UPDATE: And here’s a report from the DC Court hearing yesterday.

The interim plans

Monday was the deadline for parties in the redistricting lawsuit being heard in San Antonio to file interim plans for the court to consider in the event preclearance is not granted in time for candidate filing. Texas Redistricting summarizes the various plans that were presented to the court:

The Plaintiffs’ Interim Plans

All of the plaintiffs’ plans have substantial similarities, though they differ in the details.

All would add a new Hispanic opportunity district in North Texas, and all, in some way, would restore Lloyd Doggett’s congressional seat (CD-25)- most by creating a ‘tri-ethnic’ coalition seat strongly anchored, if not wholly contained, in Travis County. All also would make adjustments to CD-23- currently represented by freshman Republican, Quico Canseco- to improve the district’s ability the elect the “Hispanic candidate of choice.”

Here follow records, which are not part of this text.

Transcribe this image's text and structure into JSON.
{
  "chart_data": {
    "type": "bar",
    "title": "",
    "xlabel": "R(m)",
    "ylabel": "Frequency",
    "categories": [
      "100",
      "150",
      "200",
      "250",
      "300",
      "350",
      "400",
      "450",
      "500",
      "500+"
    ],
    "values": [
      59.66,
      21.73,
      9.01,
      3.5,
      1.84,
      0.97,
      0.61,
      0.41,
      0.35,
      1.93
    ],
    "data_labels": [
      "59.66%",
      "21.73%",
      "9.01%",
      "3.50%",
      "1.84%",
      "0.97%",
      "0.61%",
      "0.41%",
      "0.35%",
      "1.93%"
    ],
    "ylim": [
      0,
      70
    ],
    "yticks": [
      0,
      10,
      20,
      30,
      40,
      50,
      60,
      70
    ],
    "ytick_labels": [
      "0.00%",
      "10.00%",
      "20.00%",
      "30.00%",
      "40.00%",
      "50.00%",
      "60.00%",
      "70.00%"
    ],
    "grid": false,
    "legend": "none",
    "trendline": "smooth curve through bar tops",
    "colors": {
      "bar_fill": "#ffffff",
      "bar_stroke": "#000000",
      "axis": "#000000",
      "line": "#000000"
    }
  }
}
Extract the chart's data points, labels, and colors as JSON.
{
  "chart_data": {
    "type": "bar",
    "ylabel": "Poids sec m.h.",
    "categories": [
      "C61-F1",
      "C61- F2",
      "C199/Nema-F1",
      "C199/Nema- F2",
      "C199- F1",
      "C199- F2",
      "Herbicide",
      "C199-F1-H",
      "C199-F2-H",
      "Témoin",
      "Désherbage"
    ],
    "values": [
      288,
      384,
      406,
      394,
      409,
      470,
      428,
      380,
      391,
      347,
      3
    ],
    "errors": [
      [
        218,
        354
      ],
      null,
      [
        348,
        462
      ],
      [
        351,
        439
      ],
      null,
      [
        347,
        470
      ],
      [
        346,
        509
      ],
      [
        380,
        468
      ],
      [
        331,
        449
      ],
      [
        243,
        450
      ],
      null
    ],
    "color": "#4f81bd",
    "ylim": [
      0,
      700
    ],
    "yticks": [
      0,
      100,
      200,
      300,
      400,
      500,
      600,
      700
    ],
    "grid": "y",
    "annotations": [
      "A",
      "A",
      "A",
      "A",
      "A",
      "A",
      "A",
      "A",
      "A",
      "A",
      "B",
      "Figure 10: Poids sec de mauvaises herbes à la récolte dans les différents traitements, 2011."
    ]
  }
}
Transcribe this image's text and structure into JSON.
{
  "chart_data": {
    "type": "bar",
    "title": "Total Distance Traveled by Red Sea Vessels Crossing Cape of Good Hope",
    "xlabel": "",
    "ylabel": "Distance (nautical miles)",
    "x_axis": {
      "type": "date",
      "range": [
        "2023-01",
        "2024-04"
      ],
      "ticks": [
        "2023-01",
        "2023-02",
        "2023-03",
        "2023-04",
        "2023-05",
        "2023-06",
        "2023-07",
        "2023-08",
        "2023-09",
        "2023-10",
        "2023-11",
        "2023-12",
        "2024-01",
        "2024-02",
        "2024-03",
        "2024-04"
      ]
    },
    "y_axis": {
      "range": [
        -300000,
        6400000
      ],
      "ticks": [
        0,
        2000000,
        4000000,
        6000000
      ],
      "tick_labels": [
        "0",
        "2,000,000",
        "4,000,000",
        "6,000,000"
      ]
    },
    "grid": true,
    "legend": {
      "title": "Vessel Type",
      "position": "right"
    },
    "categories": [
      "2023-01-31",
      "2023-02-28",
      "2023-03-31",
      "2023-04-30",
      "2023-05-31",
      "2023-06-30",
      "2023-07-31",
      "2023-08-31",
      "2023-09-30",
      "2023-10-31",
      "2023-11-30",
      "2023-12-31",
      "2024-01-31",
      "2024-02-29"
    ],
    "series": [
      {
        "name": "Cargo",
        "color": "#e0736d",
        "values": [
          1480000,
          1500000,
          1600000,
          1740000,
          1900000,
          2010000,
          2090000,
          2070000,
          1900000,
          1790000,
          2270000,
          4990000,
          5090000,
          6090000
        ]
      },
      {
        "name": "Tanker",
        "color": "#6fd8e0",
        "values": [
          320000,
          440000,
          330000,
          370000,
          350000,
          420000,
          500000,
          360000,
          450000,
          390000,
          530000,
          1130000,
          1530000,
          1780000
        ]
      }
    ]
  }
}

However, there also are divergences.

Proposals submitted separately by MALC and State Senator Wendy Davis and State Representative Marc Veasey would create an additional African-American opportunity district in the DFW Metroplex (CD-35 in both Plan C211 and Plans C202 and C204).

By contrast, the Texas Latino Redistricting Task Force and Travis County plaintiffs would forgo that seat and, instead, create a new Hispanic opportunity seat in Harris County (CD-36 in the Task Force’s Plan C213 and CD-36 in the Travis County plaintiffs’ Plan C166).

[…]

The State of Texas’ position

In its papers, the State of Texas, not surprisingly, takes the position that the panel should simply adopt the legislatively passed maps as the interim maps, arguing that the “intent of the State of Texas … is due great deference when the judiciary intercedes in the province of the legislative branch.”

[…]

Congressman Canseco

Freshman Republican Congressman Quico Canseco (CD-23) also has submitted two interim congressional map proposals (Plan C209 and Plan C212).

During trial on the claims before the San Antonio court, the court expressed a number of concerns about changes to CD-23 under the state’s map.

In response to concerns raised by the court at trial, both these maps would create a new Hispanic opportunity district in North Texas that is substantially identical to the district included in Congressman Lamar Smith’s proposal to the Texas Legislature in April 2011.

You can see links to all of the briefs that were filed at that post, and you can see the all of plan numbers here. All proposed interim maps can be found at http://gis1.tlc.state.tx.us. To view a map, click on ‘select plans’ and then ‘base plan.’ The congressional and state house plans are filed under Exhibits in Perez v. Perry, and state senate plans can be found under Exhibits in Davis v. Perry. You can zoom in on these maps to see street-level detail, which I needed to do during the legislative process to see which district my house was being moved to. The parties have until Monday the 24th to respond to any plan they object to – one presumes the plaintiffs have already made their feelings clear about the legislative maps, but I imagine they might reiterate those feelings, just in case – and on Wednesday, November 2 there will be a hearing at which the plans get formally presented. This Statesman story and Randy Bear have more, and an explanation of State Sen. Wendy Davis’ proposed Senate map is here.

TRO requested for redistricting plans

Texas Redistricting:

This morning, MALC and the Texas Latino Redistricting Task Force asked the San Antonio panel to enter a temporary restraining order to prevent the State of Texas from implementing its redistricting plans on the grounds that they have yet to receive pre-clearance under section 5 of the Voting Rights Act.

In what may be an opening salvo for an interim fix, MALC and the Task Force also suggested that it likely would be necessary for the San Antonio panel to “devise a temporary court-ordered plan in time for the 2012 election cycle” in order to make sure the state’s responsibility to hold congressional and state house elections is not “completely thwarted.”

You can read the full motion here. As we know, the DC court has oral arguments in the case scheduled for November 2, so there’s no way there will be resolution before the start of the filing period, and it may not happen by the deadline. Keep your eye on this, it could be a game changer.